Photo
credit: NASA, ESA, CSA, and STScl, Carina Nebula
Within
time, we are aware of past, present, and future.
Within
eternity, we are aware of what was, what is, what is to come. Or, in Jesus, of
the One who was and is and is to come.
These
are not the same.
Whenever
we carry the past with us, it is a burden. This week, I have sat with a family
who have been haunted for five generations by a baby stillborn almost ninety
years ago. Such generational post-traumatic distress is not unusual. The future
harbours as many ghosts again.
When
we carry eternity in our hearts, that is to say, when we consciously choose to
dwell on what was (and is and is to come, held by God) rather than on the past
(present, and future) then we experience life in its fullness.
This
week we have seen incredible images from deep space, the labour wards of stars,
light long vanished still shining. We have already come to know that the dust
referenced in the words
Remember
you are dust, and to dust you shall return
is
stardust, and not only the soil beneath our feet.
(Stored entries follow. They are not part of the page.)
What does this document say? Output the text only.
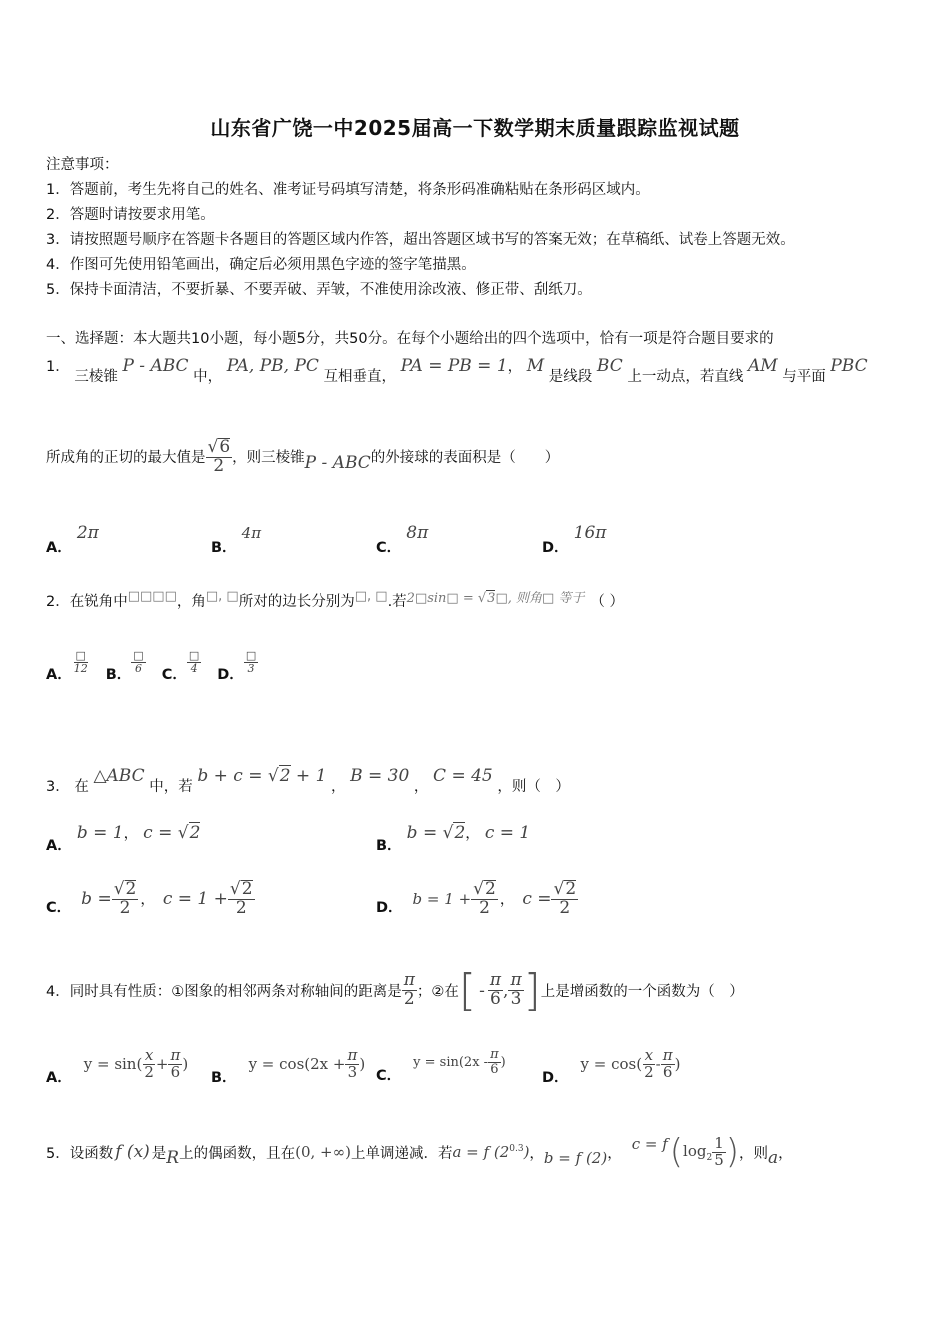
山东省广饶一中2025届高一下数学期末质量跟踪监视试题
注意事项：
1．答题前，考生先将自己的姓名、准考证号码填写清楚，将条形码准确粘贴在条形码区域内。
2．答题时请按要求用笔。
3．请按照题号顺序在答题卡各题目的答题区域内作答，超出答题区域书写的答案无效；在草稿纸、试卷上答题无效。
4．作图可先使用铅笔画出，确定后必须用黑色字迹的签字笔描黑。
5．保持卡面清洁，不要折暴、不要弄破、弄皱，不准使用涂改液、修正带、刮纸刀。
一、选择题：本大题共10小题，每小题5分，共50分。在每个小题给出的四个选项中，恰有一项是符合题目要求的
1． 三棱锥 P - ABC 中， PA, PB, PC 互相垂直， PA = PB = 1， M 是线段 BC 上一动点，若直线 AM 与平面 PBC
所成角的正切的最大值是 $\frac{√6}{2}$ ，则三棱锥 P - ABC 的外接球的表面积是（　　）
A． 2π
B． 4π
C． 8π
D． 16π
2． 在锐角中 □□□□ ，角 □, □ 所对的边长分别为 □, □ .若 2□sin□ = √3□, 则角□ 等于 （ ）
A．
$\frac{□}{12}$
B．
$\frac{□}{6}$
C．
$\frac{□}{4}$
D．
$\frac{□}{3}$
3． 在 △ABC 中，若 b + c = √2 + 1 ， B = 30 ， C = 45 ，则（　）
A． b = 1， c = √2
B． b = √2， c = 1
C． $b = \frac{√2}{2}$ ， $c = 1 + \frac{√2}{2}$	D．
$b = 1 + \frac{√2}{2}$ ， $c = \frac{√2}{2}$
4． 同时具有性质：①图象的相邻两条对称轴间的距离是 $\frac{\pi}{2}$ ；②在 [ - $\frac{\pi}{6}$ , $\frac{\pi}{3}$ ] 上是增函数的一个函数为（　）
A．
$y = \sin( \frac{x}{2} + \frac{\pi}{6}$ )
B．
$y = \cos(2x + \frac{\pi}{3}$ )
C．
$y = \sin(2x - \frac{\pi}{6}$ )
D．
$y = \cos( \frac{x}{2} - \frac{\pi}{6}$ )
5． 设函数 f (x) 是 R 上的偶函数，且在 (0, +∞) 上单调递减．若 a = f $(2^{0.3})$ ， b = f (2) ，
c = f ( $\log_2 \frac{1}{5}$ ) ，则 a ，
That we are part of something
far more vast than we can ever imagine. What was and is and is to come.
More
wonderful still, we are loved, and can return love; a four-score-years
perfection, billions of years in the making. In one of the great prayers of
thanksgiving offered when we break bread and share wine (Eucharistic Prayer F)
we declare:
Lord God, you are the most
holy one,
enthroned in splendour and light,
yet in the coming of your Son Jesus Christ
you reveal the power of your love
made perfect in our human weakness.
May
you know that your frail body carries eternity, that our biographies are more
than histories. May you know the love of Christ this day, and for ever.